How does one train ML or AI algorithms when dataset contains categorical variables? Algorithms only understand numerical values.

That's why there are techniques known as Label Encoding or One-Hot Encoding. I find the concept cool.

One dummy data for the purpose of illustration.

data = ['Red', 'Blue', 'Yellow']

They need to be converted into a format that could be understood by algorithms. Note that there are three categories.

One-Hot Encoding

One-hot encoding is used to represent categorical variables as binary vectors.

It creates a binary column for each category and indicates the presence of that category with a 1 or 0.

import numpy as np
from sklearn.preprocessing import OneHotEncoder

data = np.array(data).reshape(-1, 1) # OneHotEncoder expects 2D array

one_hot = OneHotEncoder(sparse=False)
one_hot.fit(data)

output = one_hot.transform(data) 
print(output) # [[0, 1, 0],
              #  [1, 0, 0],
              #  [0, 0, 1]]

In the above code, it can be seen that there are four columns and three rows.

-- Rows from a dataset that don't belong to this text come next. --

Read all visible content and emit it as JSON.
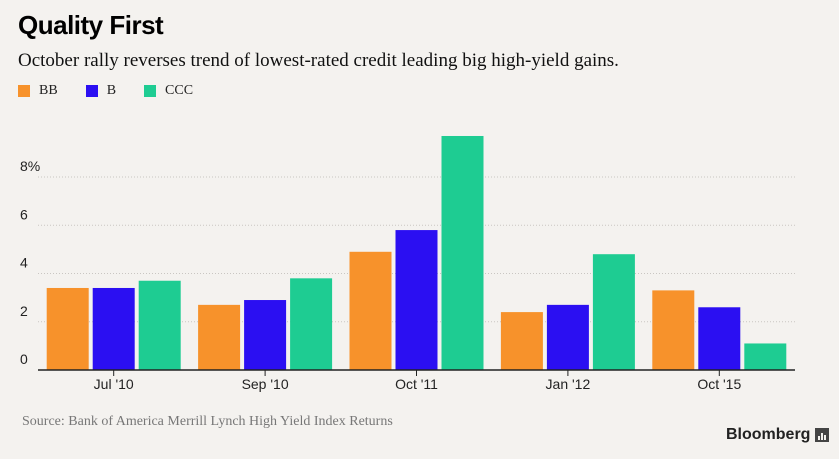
{
  "header": {
    "title": "Quality First",
    "subtitle": "October rally reverses trend of lowest-rated credit leading big high-yield gains."
  },
  "footer": {
    "source": "Source: Bank of America Merrill Lynch High Yield Index Returns",
    "brand": "Bloomberg"
  },
  "colors": {
    "BB": "#f7922b",
    "B": "#2b0ff2",
    "CCC": "#1ecc92",
    "background": "#f4f2ef",
    "grid": "#c9c6c2",
    "axis": "#222222"
  },
  "chart_data": {
    "type": "bar",
    "title": "Quality First",
    "subtitle": "October rally reverses trend of lowest-rated credit leading big high-yield gains.",
    "xlabel": "",
    "ylabel": "",
    "categories": [
      "Jul '10",
      "Sep '10",
      "Oct '11",
      "Jan '12",
      "Oct '15"
    ],
    "series": [
      {
        "name": "BB",
        "values": [
          3.4,
          2.7,
          4.9,
          2.4,
          3.3
        ]
      },
      {
        "name": "B",
        "values": [
          3.4,
          2.9,
          5.8,
          2.7,
          2.6
        ]
      },
      {
        "name": "CCC",
        "values": [
          3.7,
          3.8,
          9.7,
          4.8,
          1.1
        ]
      }
    ],
    "ylim": [
      0,
      10
    ],
    "yticks": [
      0,
      2,
      4,
      6,
      8
    ],
    "ytick_labels": [
      "0",
      "2",
      "4",
      "6",
      "8%"
    ],
    "grid": true,
    "legend": "top-left"
  }
}
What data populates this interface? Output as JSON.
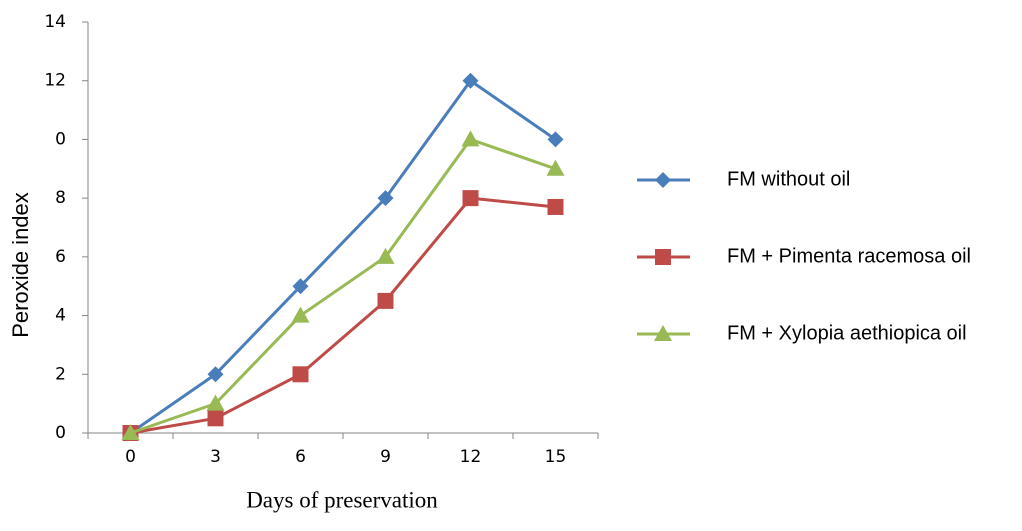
{
  "chart_data": {
    "type": "line",
    "x_label": "Days of preservation",
    "y_label": "Peroxide index",
    "categories": [
      "0",
      "3",
      "6",
      "9",
      "12",
      "15"
    ],
    "series": [
      {
        "name": "FM without oil",
        "color": "#4a7ebb",
        "marker": "diamond",
        "values": [
          0,
          2,
          5,
          8,
          12,
          10
        ]
      },
      {
        "name": "FM + Pimenta racemosa oil",
        "color": "#be4b48",
        "marker": "square",
        "values": [
          0,
          0.5,
          2,
          4.5,
          8,
          7.7
        ]
      },
      {
        "name": "FM + Xylopia aethiopica oil",
        "color": "#98b954",
        "marker": "triangle",
        "values": [
          0,
          1,
          4,
          6,
          10,
          9
        ]
      }
    ],
    "ylim": [
      0,
      14
    ],
    "yticks": [
      0,
      2,
      4,
      6,
      8,
      {
        "value": 10,
        "label": "0"
      },
      12,
      14
    ],
    "grid": false,
    "legend": "right"
  }
}
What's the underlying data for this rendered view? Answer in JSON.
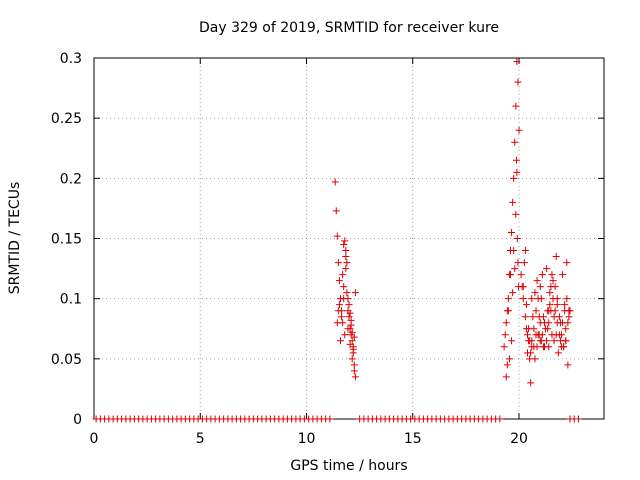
{
  "chart_data": {
    "type": "scatter",
    "title": "Day 329 of 2019, SRMTID for receiver kure",
    "xlabel": "GPS time / hours",
    "ylabel": "SRMTID / TECUs",
    "xlim": [
      0,
      24
    ],
    "ylim": [
      0,
      0.3
    ],
    "xticks": [
      0,
      5,
      10,
      15,
      20
    ],
    "xtick_labels": [
      "0",
      "5",
      "10",
      "15",
      "20"
    ],
    "yticks": [
      0,
      0.05,
      0.1,
      0.15,
      0.2,
      0.25,
      0.3
    ],
    "ytick_labels": [
      "0",
      "0.05",
      "0.1",
      "0.15",
      "0.2",
      "0.25",
      "0.3"
    ],
    "grid": true,
    "marker": "+",
    "color": "#e00000",
    "series": [
      {
        "name": "SRMTID",
        "x": [
          0.1,
          0.3,
          0.5,
          0.7,
          0.9,
          1.1,
          1.3,
          1.5,
          1.7,
          1.9,
          2.1,
          2.3,
          2.5,
          2.7,
          2.9,
          3.1,
          3.3,
          3.5,
          3.7,
          3.9,
          4.1,
          4.3,
          4.5,
          4.7,
          4.9,
          5.1,
          5.3,
          5.5,
          5.7,
          5.9,
          6.1,
          6.3,
          6.5,
          6.7,
          6.9,
          7.1,
          7.3,
          7.5,
          7.7,
          7.9,
          8.1,
          8.3,
          8.5,
          8.7,
          8.9,
          9.1,
          9.3,
          9.5,
          9.7,
          9.9,
          10.1,
          10.3,
          10.5,
          10.7,
          10.9,
          11.1,
          12.5,
          12.7,
          12.9,
          13.1,
          13.3,
          13.5,
          13.7,
          13.9,
          14.1,
          14.3,
          14.5,
          14.7,
          14.9,
          15.1,
          15.3,
          15.5,
          15.7,
          15.9,
          16.1,
          16.3,
          16.5,
          16.7,
          16.9,
          17.1,
          17.3,
          17.5,
          17.7,
          17.9,
          18.1,
          18.3,
          18.5,
          18.7,
          18.9,
          19.1,
          22.4,
          22.6,
          22.8,
          11.35,
          11.4,
          11.45,
          11.5,
          11.55,
          11.6,
          11.65,
          11.7,
          11.75,
          11.8,
          11.85,
          11.9,
          11.95,
          12.0,
          12.05,
          12.1,
          12.15,
          12.2,
          12.25,
          12.3,
          11.55,
          11.7,
          11.85,
          11.95,
          12.05,
          12.15,
          12.25,
          11.45,
          11.75,
          11.9,
          12.0,
          12.1,
          12.2,
          11.6,
          11.8,
          12.3,
          12.25,
          12.15,
          11.5,
          11.65,
          11.95,
          12.05,
          12.1,
          12.2,
          11.85,
          11.75,
          19.3,
          19.35,
          19.4,
          19.45,
          19.5,
          19.55,
          19.6,
          19.65,
          19.7,
          19.75,
          19.8,
          19.85,
          19.9,
          19.95,
          20.0,
          19.85,
          19.9,
          19.88,
          19.92,
          19.95,
          19.98,
          19.75,
          19.6,
          19.5,
          19.7,
          19.4,
          19.55,
          19.65,
          19.8,
          19.45,
          20.1,
          20.2,
          20.3,
          20.4,
          20.5,
          20.6,
          20.7,
          20.8,
          20.9,
          21.0,
          21.1,
          21.2,
          21.3,
          21.4,
          21.5,
          21.6,
          21.7,
          21.8,
          21.9,
          22.0,
          22.1,
          22.2,
          22.3,
          22.4,
          20.15,
          20.25,
          20.35,
          20.45,
          20.55,
          20.65,
          20.75,
          20.85,
          20.95,
          21.05,
          21.15,
          21.25,
          21.35,
          21.45,
          21.55,
          21.65,
          21.75,
          21.85,
          21.95,
          22.05,
          22.15,
          22.25,
          22.35,
          20.5,
          20.7,
          20.9,
          21.1,
          21.3,
          21.5,
          21.7,
          21.9,
          22.1,
          22.3,
          20.4,
          20.6,
          20.8,
          21.0,
          21.2,
          21.4,
          21.6,
          21.8,
          22.0,
          22.2,
          20.3,
          20.55,
          20.85,
          21.15,
          21.45,
          21.75,
          22.05,
          22.35,
          20.45,
          20.75,
          21.05,
          21.35,
          21.65,
          21.95,
          22.25,
          20.2,
          20.6,
          21.0,
          21.4,
          21.8,
          22.2,
          20.35,
          20.95,
          21.55,
          22.15
        ],
        "y": [
          0,
          0,
          0,
          0,
          0,
          0,
          0,
          0,
          0,
          0,
          0,
          0,
          0,
          0,
          0,
          0,
          0,
          0,
          0,
          0,
          0,
          0,
          0,
          0,
          0,
          0,
          0,
          0,
          0,
          0,
          0,
          0,
          0,
          0,
          0,
          0,
          0,
          0,
          0,
          0,
          0,
          0,
          0,
          0,
          0,
          0,
          0,
          0,
          0,
          0,
          0,
          0,
          0,
          0,
          0,
          0,
          0,
          0,
          0,
          0,
          0,
          0,
          0,
          0,
          0,
          0,
          0,
          0,
          0,
          0,
          0,
          0,
          0,
          0,
          0,
          0,
          0,
          0,
          0,
          0,
          0,
          0,
          0,
          0,
          0,
          0,
          0,
          0,
          0,
          0,
          0,
          0,
          0,
          0.197,
          0.173,
          0.152,
          0.13,
          0.115,
          0.1,
          0.09,
          0.08,
          0.145,
          0.148,
          0.135,
          0.105,
          0.09,
          0.085,
          0.075,
          0.07,
          0.065,
          0.06,
          0.04,
          0.035,
          0.095,
          0.12,
          0.125,
          0.1,
          0.088,
          0.072,
          0.068,
          0.08,
          0.11,
          0.13,
          0.095,
          0.082,
          0.058,
          0.065,
          0.07,
          0.105,
          0.045,
          0.05,
          0.09,
          0.085,
          0.075,
          0.062,
          0.078,
          0.055,
          0.14,
          0.1,
          0.06,
          0.07,
          0.08,
          0.09,
          0.1,
          0.12,
          0.14,
          0.155,
          0.18,
          0.2,
          0.23,
          0.26,
          0.297,
          0.28,
          0.24,
          0.17,
          0.205,
          0.215,
          0.15,
          0.13,
          0.11,
          0.14,
          0.12,
          0.09,
          0.105,
          0.035,
          0.05,
          0.065,
          0.125,
          0.045,
          0.12,
          0.1,
          0.085,
          0.07,
          0.065,
          0.06,
          0.075,
          0.09,
          0.1,
          0.08,
          0.07,
          0.06,
          0.065,
          0.08,
          0.09,
          0.1,
          0.11,
          0.095,
          0.085,
          0.07,
          0.06,
          0.065,
          0.08,
          0.09,
          0.11,
          0.13,
          0.095,
          0.075,
          0.055,
          0.085,
          0.105,
          0.115,
          0.07,
          0.065,
          0.06,
          0.075,
          0.09,
          0.105,
          0.12,
          0.085,
          0.07,
          0.055,
          0.065,
          0.08,
          0.095,
          0.1,
          0.085,
          0.05,
          0.06,
          0.07,
          0.12,
          0.125,
          0.11,
          0.09,
          0.07,
          0.06,
          0.045,
          0.055,
          0.1,
          0.07,
          0.065,
          0.08,
          0.09,
          0.115,
          0.08,
          0.06,
          0.075,
          0.14,
          0.03,
          0.06,
          0.085,
          0.095,
          0.135,
          0.12,
          0.09,
          0.065,
          0.05,
          0.1,
          0.075,
          0.065,
          0.08,
          0.13,
          0.11,
          0.065,
          0.11,
          0.06,
          0.1,
          0.065,
          0.075,
          0.085,
          0.07,
          0.09
        ]
      }
    ]
  }
}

Four columns represents four categories. Three rows represents the three data elements, i.e. length of the data.

Label Encoding

Label encoding is used to convert categorical labels into numerical format.

In this process, each unique category is assigned an integer value.

from sklearn.preprocessing import LabelEncoder

label_encoder = LabelEncoder()
label_encoder.fit(data)

print(label_encoder.classes_) # ['Blue', 'Red', 'Yellow']

outputs = label_encoder.transform(data) 
print(outputs) # [1, 0, 2]

Now the categorical data has been converted into numerical values which the algorithm can understand.

Question for you. Which loss function would be used for One Hot Encoding and Label Encoding while training a neural network?